The Celtics may have taken the Bucks by surprise with their physical play in the opener, but Milwaukee was dominant in every way after that.

Their star was better: Giannis Antetokounmpo averaged 30 points per game after the Celtics sold out to stop him in Game 1. Boston’s Kyrie Irving, on the other hand, averaged 19 points on 30.1 percent shooting in the final four games.

Their bench was better: In the final three games of the series, the Bucks bench outscored the Celtics bench by almost 20 points per game. Guard George Hill and forward Pat Connaughton gave the Bucks a boost in every game.

Their coach was better: The series essentially turned when Budenholzer started switching on defense in Game 2. And Budenholzer must have been doing something right at halftime because the Bucks put away the Celtics in the third quarter of all four wins.

Their defense was better: The Bucks gradually choked off the Celtics offense starting in Game 2 and the defense was never better than it was Wednesday night. Boston shot 31.2 percent from the field and 17.9 percent from the 3-point line against the Bucks’ swarming defense.

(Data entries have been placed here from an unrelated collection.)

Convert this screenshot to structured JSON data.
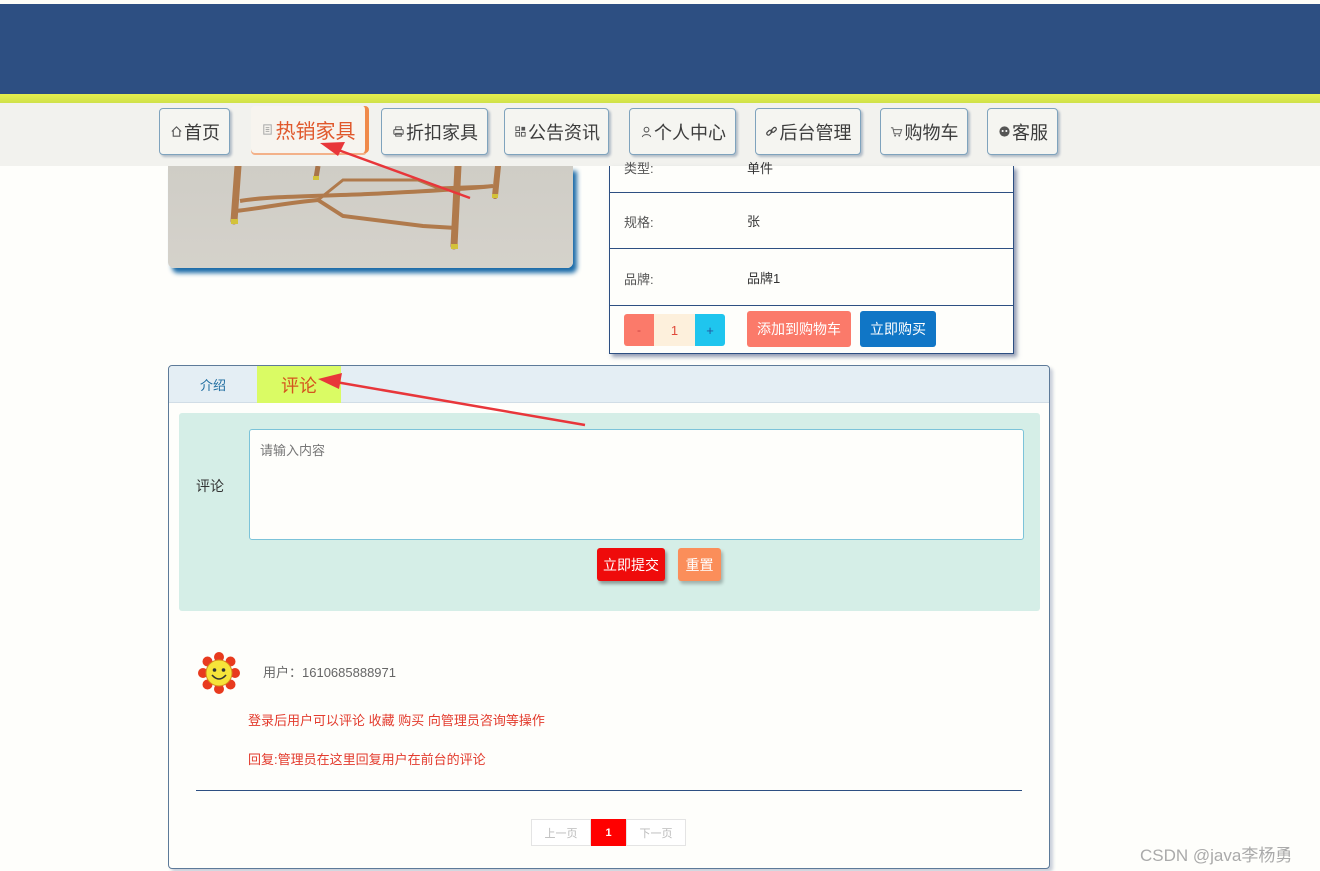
{
  "nav": {
    "items": [
      {
        "label": "首页",
        "icon": "home-icon"
      },
      {
        "label": "热销家具",
        "icon": "document-icon",
        "active": true
      },
      {
        "label": "折扣家具",
        "icon": "printer-icon"
      },
      {
        "label": "公告资讯",
        "icon": "grid-icon"
      },
      {
        "label": "个人中心",
        "icon": "user-icon"
      },
      {
        "label": "后台管理",
        "icon": "link-icon"
      },
      {
        "label": "购物车",
        "icon": "cart-icon"
      },
      {
        "label": "客服",
        "icon": "chat-icon"
      }
    ]
  },
  "product": {
    "rows": [
      {
        "key": "类型:",
        "value": "单件"
      },
      {
        "key": "规格:",
        "value": "张"
      },
      {
        "key": "品牌:",
        "value": "品牌1"
      }
    ],
    "quantity": {
      "minus": "-",
      "value": "1",
      "plus": "+"
    },
    "add_to_cart": "添加到购物车",
    "buy_now": "立即购买"
  },
  "tabs": {
    "intro": "介绍",
    "comment": "评论"
  },
  "comment_form": {
    "label": "评论",
    "placeholder": "请输入内容",
    "submit": "立即提交",
    "reset": "重置"
  },
  "comments": [
    {
      "user": "用户：1610685888971",
      "text": "登录后用户可以评论 收藏 购买 向管理员咨询等操作",
      "reply": "回复:管理员在这里回复用户在前台的评论"
    }
  ],
  "pagination": {
    "prev": "上一页",
    "current": "1",
    "next": "下一页"
  },
  "watermark": "CSDN @java李杨勇",
  "colors": {
    "header": "#2d4f82",
    "accent_yellow": "#dafb64",
    "active_nav": "#e0582c",
    "submit": "#ef0b0b",
    "buy": "#1076c6",
    "add_cart": "#fb7a6a",
    "annotation_arrow": "#e8363a"
  }
}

“We talk about defense every day, every film session,” Budenholzer said. “I just think the way we guarded, the way we covered for each other, the commitment that was on the defensive end just sets the tone for us. And (it’s great) to have everybody contribute offensively, for Giannis to trust the pass and trust his teammates and everybody to just very much play together on the defensive and offensive ends, to do everything together.”

The Bucks had their doubters all season and probably still do, but there aren’t any in their locker room. After the series was secured, Antetokounmpo credited guard Eric Bledsoe with keeping everyone confident.

“My man Bledsoe texted us after game one and said, ‘We got this guys,’” Antetokounmpo said.

After dominating the Celtics, maybe they do.